Et longtemps, ils discutèrent sans se convaincre l’un l’autre de la vérité de leurs arguments.

La demie de dix heures sonna.

L’abbé jeta un coup d’œil sur l’horloge et se leva brusquement décidé à prendre congé : mais l’avocat le retint :

— Écoutes, lui dit-il, j’ai une faveur à te demander… Elle va te paraître inconséquente après notre conversation de tantôt. C’est toi qui bénis mon mariage ? Pour sauver les apparences et comme ma femme est catholique, je me maries devant l’Église… Tu as des scrupules ?… Je t’avertis que je vais agir consciencieusement. J’irai me confesser, bien que cela me répugne… Je le ferai sérieusement.
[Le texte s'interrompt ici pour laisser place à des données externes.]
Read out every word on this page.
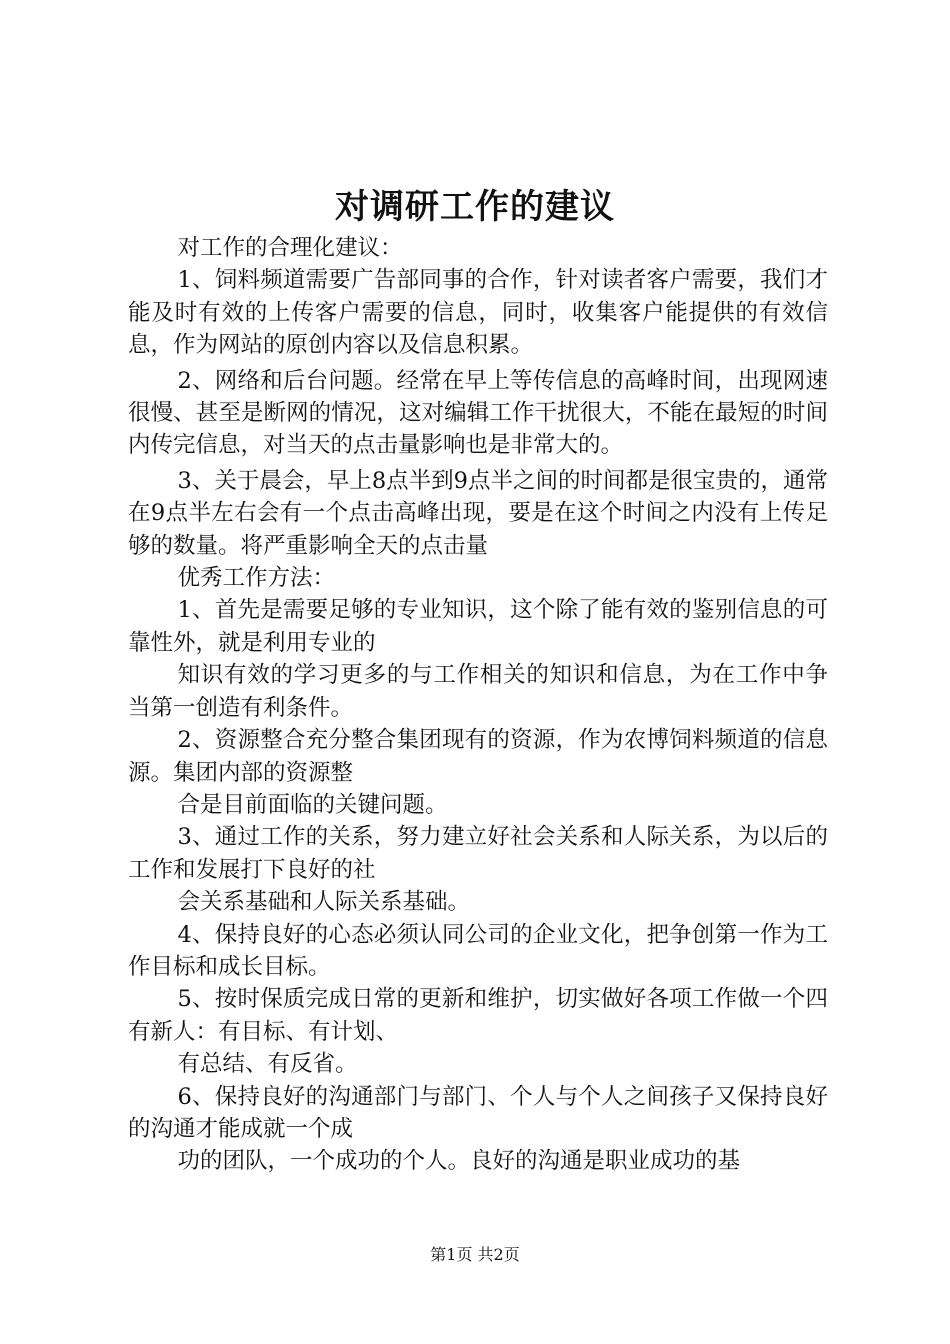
对调研工作的建议

对工作的合理化建议：

1、饲料频道需要广告部同事的合作，针对读者客户需要，我们才能及时有效的上传客户需要的信息，同时，收集客户能提供的有效信息，作为网站的原创内容以及信息积累。

2、网络和后台问题。经常在早上等传信息的高峰时间，出现网速很慢、甚至是断网的情况，这对编辑工作干扰很大，不能在最短的时间内传完信息，对当天的点击量影响也是非常大的。

3、关于晨会，早上8点半到9点半之间的时间都是很宝贵的，通常在9点半左右会有一个点击高峰出现，要是在这个时间之内没有上传足够的数量。将严重影响全天的点击量

优秀工作方法：

1、首先是需要足够的专业知识，这个除了能有效的鉴别信息的可靠性外，就是利用专业的

知识有效的学习更多的与工作相关的知识和信息，为在工作中争当第一创造有利条件。

2、资源整合充分整合集团现有的资源，作为农博饲料频道的信息源。集团内部的资源整

合是目前面临的关键问题。

3、通过工作的关系，努力建立好社会关系和人际关系，为以后的工作和发展打下良好的社

会关系基础和人际关系基础。

4、保持良好的心态必须认同公司的企业文化，把争创第一作为工作目标和成长目标。

5、按时保质完成日常的更新和维护，切实做好各项工作做一个四有新人：有目标、有计划、

有总结、有反省。

6、保持良好的沟通部门与部门、个人与个人之间孩子又保持良好的沟通才能成就一个成

功的团队，一个成功的个人。良好的沟通是职业成功的基

第1页 共2页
Je tacherai de m’imprégner des meilleurs sentiments et même de retrouver pour cet acte toute la ferveur et toute la candeur de mon enfance… Tu acceptes ?…

— Je ne puis pas te le refuser.

Une dernière poignée de main, chaude, cordiale, et les amis se séparèrent.

L’abbé gardait toujours de ses visites une impression d’amertume et de tristesse.

Il avait la foi du charbonnier, une foi solide, tenace. Ses divergences d’idées avec Armand Dubord, l’absence de conviction religieuse de ce dernier l’affligeaient et le peinaient, parce qu’il l’aimait sincèrement…

Mais il espérait qu’un jour… Et puis, l’autre traversait encore la crise de la vingtième année…

Avec le temps les vieux ferments de foi germeraient qui feraient éclore la moisson spirituelle.